Quantifying Qualitative Information for Econometric Models
Estimating an econometric model requires that all the information be quantified. In other words, numbers must be used to characterize both your quantitative and qualitative variables. Quantitative variables are typically coded with numeric values in the raw data, but qualitative variables are likely to require you to perform some quantification manipulation. Here, you find out how to quantify variables when working with two groups or with multiple groups.
Defining a dummy variable when you have only two possible characteristics
In many cases, the qualitative characteristics you want to include in your econometric analysis have two groups (or categories). In general, you have two groups when sample observations have a “this” or “that” option. For example, in most surveys, gender is classified as either male or female.
If a qualitative characteristic has two groups, you need to create one dummy variable in order to quantitatively capture that attribute. The dummy variable takes the value of 1 if one of the two characteristics is present and 0 if the other characteristic is observed. The group that’s identified (or assigned) 0 values for the created dummy variable is called your reference or base group.
The table illustrates how you can create a dummy variable from your original data. Column 1 contains the movie title, and Column 2 contains the lead actor’s name. Column 3 isn’t part of the original data, but you can create the variable Female using the information in Column 2.
The variable Female is a dummy variable equal to 1 if the lead actor is female and equal to 0 if the lead actor is male. Notice that only one dummy variable is needed to capture two possibilities (in this case, male and female).

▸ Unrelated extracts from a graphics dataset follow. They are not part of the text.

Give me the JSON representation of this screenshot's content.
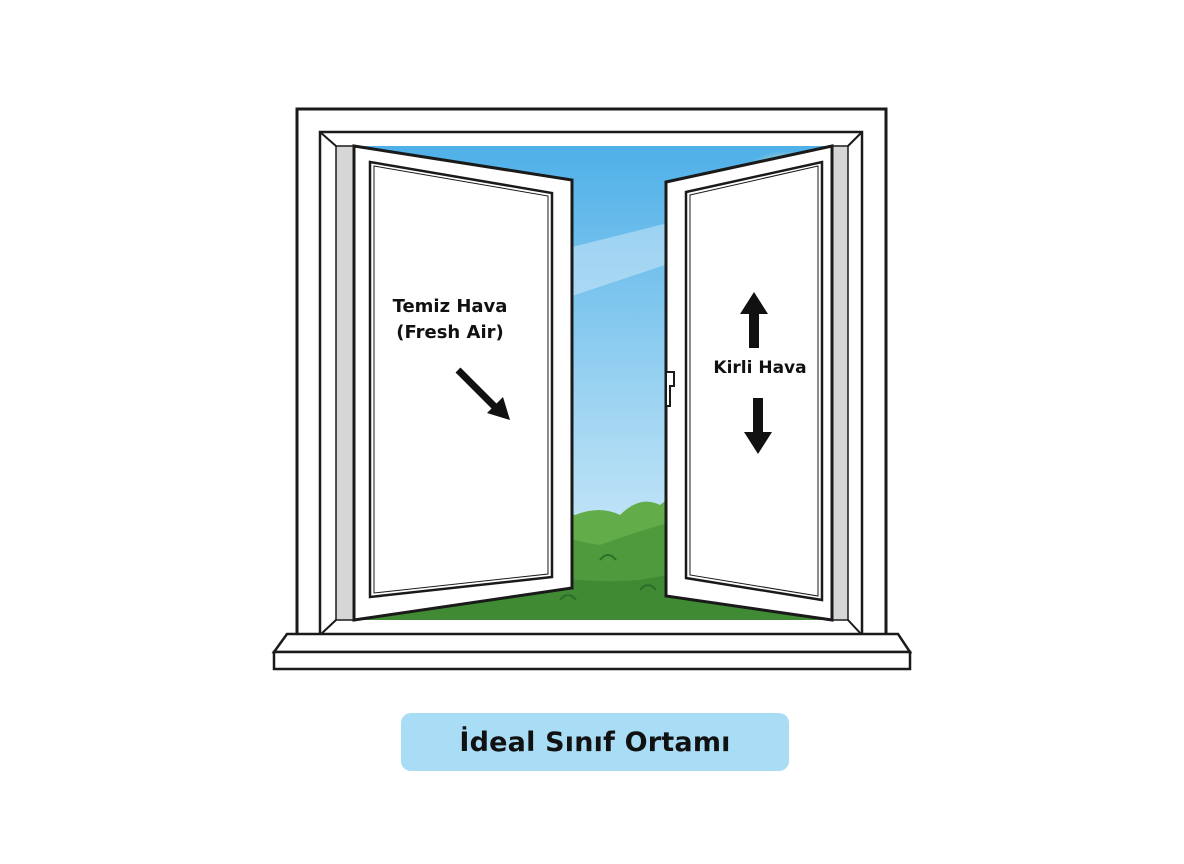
{
  "labels": {
    "fresh_air_line1": "Temiz Hava",
    "fresh_air_line2": "(Fresh Air)",
    "dirty_air": "Kirli Hava"
  },
  "caption": "İdeal Sınıf Ortamı",
  "colors": {
    "sky": "#7cc4ee",
    "foliage": "#5fae48",
    "frame": "#ffffff",
    "outline": "#1a1a1a",
    "caption_bg": "#a9dcf5",
    "sun": "#fff6b0"
  }
}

|1 Title||2 Lead||3 Female|
|The Wrestler||Mickey Rourke||0|
|Akeelah and the Bee||Keke Palmer||1|
|The Last King of Scotland||James McAvoy||0|
Your econometric results aren’t affected by which group you decide to assign a 1 and which group you assign a 0 in your dummy variable.
Juggling multiple characteristics with dummy variables
In some cases, the qualitative characteristics you want to include in your econometric analysis have more than two groups (or categories). In general, you work with several groups when sample observations are classified into one of many possibilities. For example, a firm may be located in the West, Midwest, South, or Northeast region of the country.
In order to quantitatively capture a qualitative attribute with numerous groups (or possibilities), you need to create dummy variables for each group minus 1. The dummy variable takes the value of 1 if a particular characteristic is present and 0 otherwise.
In other words, if you have J groups, you need J – 1 dummy variables with 1s and 0s to capture all the qualitative information. The group that does not have a dummy variable is identified when all the other dummy values are 0, and it’s called your reference or base group.
With this data, you can create the dummy variables you need from a qualitative variable with several groups. Column 1 contains the movie title, and Column 2 contains the MPAA rating (G, PG, PG13, or R). Columns 3, 4, and 5 aren’t part of the original data, but you can create them using the information of MPAA rating in Column 2.
Notice that the number of dummy variables you need is one less (three) than the number of possible outcomes for the qualitative characteristic (in this case, four: G, PG, PG13, and R).
|1 Title||2 MPAA Rating||3 PG||4 PG13||5 R|
|Herbie: Fully Loaded||G||0||0||0|
The group you choose to assign a 0 all the way across doesn’t affect your econometric results. Those observations (in this example, G-rated movies like Herbie: Fully Loaded) are important to include and do affect the overall results, because they are all part of the reference group. It doesn’t matter, however, which type of movie is chosen to be the reference group.